ヨーロッパ古代史研究、ヨーロッパ中世史研究、ヨーロッパ近代史研究I・II、ヨーロッパ現代史研究I・II

 ヨーロッパ史研究の最前線で取り上げられる各時代ごとの特定のテーマをとりあげて、現代的な視点や新しい方法論を学び、広い視野に立ってヨーロッパ史についての認識を深めていくことを目的とする講義科目です。卒業論文を作成するうえで必要な研究のありかたを実践的に学ぶことができる講義でもあります。年度によってさまざまなテーマをとりあげることになりますが、現在第一線で活躍している研究者が担当するため、歴史研究の現場を知ることもできるでしょう。

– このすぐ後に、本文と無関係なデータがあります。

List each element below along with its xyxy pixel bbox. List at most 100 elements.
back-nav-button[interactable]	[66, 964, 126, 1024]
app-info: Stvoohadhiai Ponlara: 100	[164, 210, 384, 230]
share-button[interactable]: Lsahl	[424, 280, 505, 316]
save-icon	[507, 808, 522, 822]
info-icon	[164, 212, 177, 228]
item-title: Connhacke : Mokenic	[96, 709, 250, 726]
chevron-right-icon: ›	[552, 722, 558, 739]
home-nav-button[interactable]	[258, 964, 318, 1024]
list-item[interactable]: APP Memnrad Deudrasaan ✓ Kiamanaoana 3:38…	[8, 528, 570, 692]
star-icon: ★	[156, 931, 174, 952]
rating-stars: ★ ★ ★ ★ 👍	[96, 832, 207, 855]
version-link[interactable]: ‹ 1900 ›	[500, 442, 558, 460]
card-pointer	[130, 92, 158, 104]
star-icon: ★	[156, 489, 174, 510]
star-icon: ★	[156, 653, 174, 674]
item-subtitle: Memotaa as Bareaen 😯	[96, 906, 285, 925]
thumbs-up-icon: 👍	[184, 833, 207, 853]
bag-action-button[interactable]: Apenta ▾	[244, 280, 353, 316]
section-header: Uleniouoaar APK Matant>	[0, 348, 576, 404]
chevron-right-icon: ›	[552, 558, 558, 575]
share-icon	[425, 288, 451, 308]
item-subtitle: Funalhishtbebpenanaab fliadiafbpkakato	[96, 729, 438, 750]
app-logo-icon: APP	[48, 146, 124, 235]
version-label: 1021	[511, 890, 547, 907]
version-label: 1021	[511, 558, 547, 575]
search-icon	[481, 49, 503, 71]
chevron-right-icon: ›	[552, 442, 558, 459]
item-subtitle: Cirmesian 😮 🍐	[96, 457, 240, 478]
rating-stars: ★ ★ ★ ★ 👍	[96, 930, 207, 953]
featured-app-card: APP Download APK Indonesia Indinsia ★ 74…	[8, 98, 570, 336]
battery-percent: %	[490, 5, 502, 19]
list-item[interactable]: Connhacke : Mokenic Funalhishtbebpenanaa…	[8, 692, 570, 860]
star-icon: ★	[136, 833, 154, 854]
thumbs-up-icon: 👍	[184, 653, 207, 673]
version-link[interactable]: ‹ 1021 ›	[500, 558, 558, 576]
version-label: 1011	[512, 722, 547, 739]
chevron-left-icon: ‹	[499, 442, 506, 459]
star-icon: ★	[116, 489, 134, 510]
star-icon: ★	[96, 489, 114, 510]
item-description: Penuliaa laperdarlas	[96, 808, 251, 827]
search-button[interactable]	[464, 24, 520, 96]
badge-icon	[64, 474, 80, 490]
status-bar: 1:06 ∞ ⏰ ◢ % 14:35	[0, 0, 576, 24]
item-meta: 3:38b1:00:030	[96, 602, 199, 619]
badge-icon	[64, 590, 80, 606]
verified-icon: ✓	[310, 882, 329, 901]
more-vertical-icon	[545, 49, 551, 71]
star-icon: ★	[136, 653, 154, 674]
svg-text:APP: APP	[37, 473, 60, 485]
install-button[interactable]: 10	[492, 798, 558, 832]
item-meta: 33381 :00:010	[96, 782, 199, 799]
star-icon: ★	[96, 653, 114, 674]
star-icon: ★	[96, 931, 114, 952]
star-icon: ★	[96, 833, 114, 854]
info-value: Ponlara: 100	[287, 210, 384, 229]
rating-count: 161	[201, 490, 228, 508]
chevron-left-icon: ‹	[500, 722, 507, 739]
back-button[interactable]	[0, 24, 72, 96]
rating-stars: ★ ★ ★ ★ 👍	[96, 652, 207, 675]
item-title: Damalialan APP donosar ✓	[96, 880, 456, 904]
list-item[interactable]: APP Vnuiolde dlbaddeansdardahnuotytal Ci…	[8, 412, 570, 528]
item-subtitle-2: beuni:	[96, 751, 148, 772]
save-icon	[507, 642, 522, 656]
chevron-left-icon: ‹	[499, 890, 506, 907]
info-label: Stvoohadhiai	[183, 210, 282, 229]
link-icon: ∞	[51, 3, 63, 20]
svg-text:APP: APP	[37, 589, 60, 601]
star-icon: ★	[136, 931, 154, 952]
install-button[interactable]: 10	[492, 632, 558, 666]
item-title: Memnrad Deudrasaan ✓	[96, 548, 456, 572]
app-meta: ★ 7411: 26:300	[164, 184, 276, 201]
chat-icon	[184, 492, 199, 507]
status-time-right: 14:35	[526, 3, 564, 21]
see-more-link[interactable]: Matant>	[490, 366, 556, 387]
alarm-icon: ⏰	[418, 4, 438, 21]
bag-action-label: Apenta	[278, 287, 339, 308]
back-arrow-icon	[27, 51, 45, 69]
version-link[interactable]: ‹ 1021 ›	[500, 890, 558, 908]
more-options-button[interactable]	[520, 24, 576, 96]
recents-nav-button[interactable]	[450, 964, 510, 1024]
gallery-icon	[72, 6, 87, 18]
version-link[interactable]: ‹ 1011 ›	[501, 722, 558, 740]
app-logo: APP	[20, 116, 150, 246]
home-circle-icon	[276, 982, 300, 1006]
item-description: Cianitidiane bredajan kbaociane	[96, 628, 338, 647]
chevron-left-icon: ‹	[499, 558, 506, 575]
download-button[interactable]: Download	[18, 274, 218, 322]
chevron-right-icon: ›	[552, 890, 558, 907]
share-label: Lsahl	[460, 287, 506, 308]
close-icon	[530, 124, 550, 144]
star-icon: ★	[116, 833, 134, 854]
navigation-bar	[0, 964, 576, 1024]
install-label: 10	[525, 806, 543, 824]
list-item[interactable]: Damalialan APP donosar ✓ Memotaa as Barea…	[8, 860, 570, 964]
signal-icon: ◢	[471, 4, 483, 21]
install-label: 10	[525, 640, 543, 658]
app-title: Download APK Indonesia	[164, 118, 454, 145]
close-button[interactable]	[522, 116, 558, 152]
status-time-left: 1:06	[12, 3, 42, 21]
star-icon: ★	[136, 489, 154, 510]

イスラーム前近代史研究I・II、イスラーム近現代史研究I・II

 イスラーム史研究の最前線で取り上げられている前近代、あるいは近現代の特定のテーマをとりあげて、現代的な視点や新しい方法論を学び、広い視野に立ってイスラーム史についての認識を深めていくことを目的とする講義科目です。卒業論文を作成するうえで必要な研究のありかたを実践的に学ぶことができる講義でもあります。年度によってさまざまなテーマをとりあげることになりますが、現在第一線で活躍している研究者が担当するため、歴史研究の現場を知ることもできるでしょう。

ヨーロッパ・イスラーム関係史

 ヨーロッパ文明圏とイスラーム文明圏はその歴史を通じて密接な関係にあり、現代にいたるまで相互にもっとも重要な「他者」として影響しあってきました。この講義では、2つの文明間の歴史をグローバルな歴史のなかに位置づけ、歴史と現代社会を多面的に理解することを目的としています。

デジタル歴史研究

 近年の歴史研究においてはインターネットやデータベースなどの利用の広がりと情報技術の向上は目覚ましいものがあり、それらは大学の授業や卒論研究においても不可欠となっています。もちろんヨーロッパ史・イスラーム史の分野も例外ではありません。それゆえこの科目では、パソコンやその他の情報機器の利用の基本から始まって、歴史資料のオンライン上での検索やデータベースの利用など、歴史研究のために不可欠な技能の習得をめざします。


3年次

 3年次でも2年次と同様、さまざまな授業を受講してさまざまな知識を獲得していくことになりますが、それと同時に主に専門演習I・IIの受講を通じて、卒業論文に向けた自己の研究テーマの探求がはじまります。

専門演習I・II

 ヨーロッパ史・イスラーム史の時代別に編成されたクラスごとに、卒業論文の作成に向けた準備をおこなう小集団授業です。卒論で使用する資料を探し、その読み込みを進めながら、研究書で展開されている議論と突き合わせ、独自の議論を展開していくことをめざします。複数回の中間報告をおこなって、教員や受講生との議論・質疑応答をおこなうことで、ディベートやプレゼンについての技能を洗練させていくことも大きな目標となります。

アラビア語文献講読

 イスラーム研究ではアラビア語が必要不可欠です。この科目では、アラビア語入門で学んだ基本的な語学能力を生かし、さらに語学力を向上させ、イスラーム史に関するアラビア語文献を講読します。またアラビア語文献の講読や理解を通して、イスラーム世界についての理解を深めて相互理解の可能性を考える機会とすることも目的となります。


4年次

 4年次になると、卒業論文の作成が非常に大きなウエイトを占めるようになります。卒業論文は4年間の学習・研究の集大成です。専門演習III・IVでの中間報告や「卒業論文」の授業、あるいは教員との面談などを通じて、さまざまな視点から自己の研究テーマの分析を進め、深めていくことが不可欠です。所属する専門演習のクラスによっては、ゼミ合宿が実施されることもあります。